In response to a decision made by the Mountain City Planning Commission, Randy Glenn has filed a lawsuit against Mountain City regarding the placement of his doublewide. While this case began as an alleged violation of a city zoning ordinance, Mountain City has now filed a counter suit regarding compliance of Tennessee state codes.
In November of 2010 approximately 15 people living in the Ivy and Spruce Street neighborhood of Mountain City came before the Mountain City Planning Commission to address their concerns over the placement of a doublewide belonging to Glenn in their neighborhood. The group raised concerns that while the unit did not meet city zoning ordinances and setback requirements, it also did not have the same general appearance of other homes in the community. According to state law, doublewides cannot be discriminated against by local zoning ordinances but they must be similar in appearance to other nearby homes.
According to Glenn, Chris Johnson, the building inspector at the time, issued him a building permit. The doublewide was placed 26 feet off Ivy Street and 70 feet off Spruce Street. He contended that the front of the unit faces Spruce Street based on the driveway access to the property. His appeal to the Planning Commission was based on the front of the house being well within the footage stipulation. Lewis Spearman, the spokesperson for the Ivy Street citizens, argued that regardless of the location of the front of the house, the street setback requirement was 30 feet from Ivy Street. Glenn added he had a copy of the building application, the approved building permit and a copy of the survey and was in compliance. The Planning Commission voted to enforce all setback requirements within the city limits with regard to new houses and the information would be turned over to then City Attorney George Wright.

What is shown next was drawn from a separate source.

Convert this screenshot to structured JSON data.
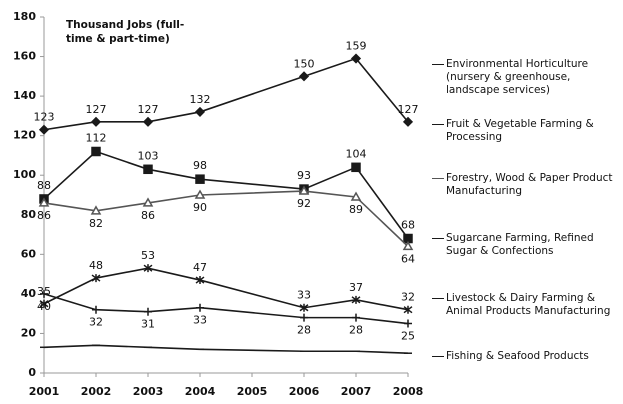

In the April, 2011 City Council meeting, representatives of the Ivy Street neighborhood addressed the council members with regards to their continuing concerns over the placement of the doublewide. The arguments included that any home that faces the unit would experience a 15 percent decrease in property value. According to another citizen, the board of zoning appeals held a meeting in March and determined the doublewide was an illegal installation, resulting in the decision that Glenn must remove the doublewide. After consultation with Wright, a motion was made to enforce this decision.
Attorney George Wright represents Mountain City in this lawsuit. The next court date on this matter has been scheduled for December 13, 2011. Attempts to reach Glenn at this time regarding the court case have been unsuccessful.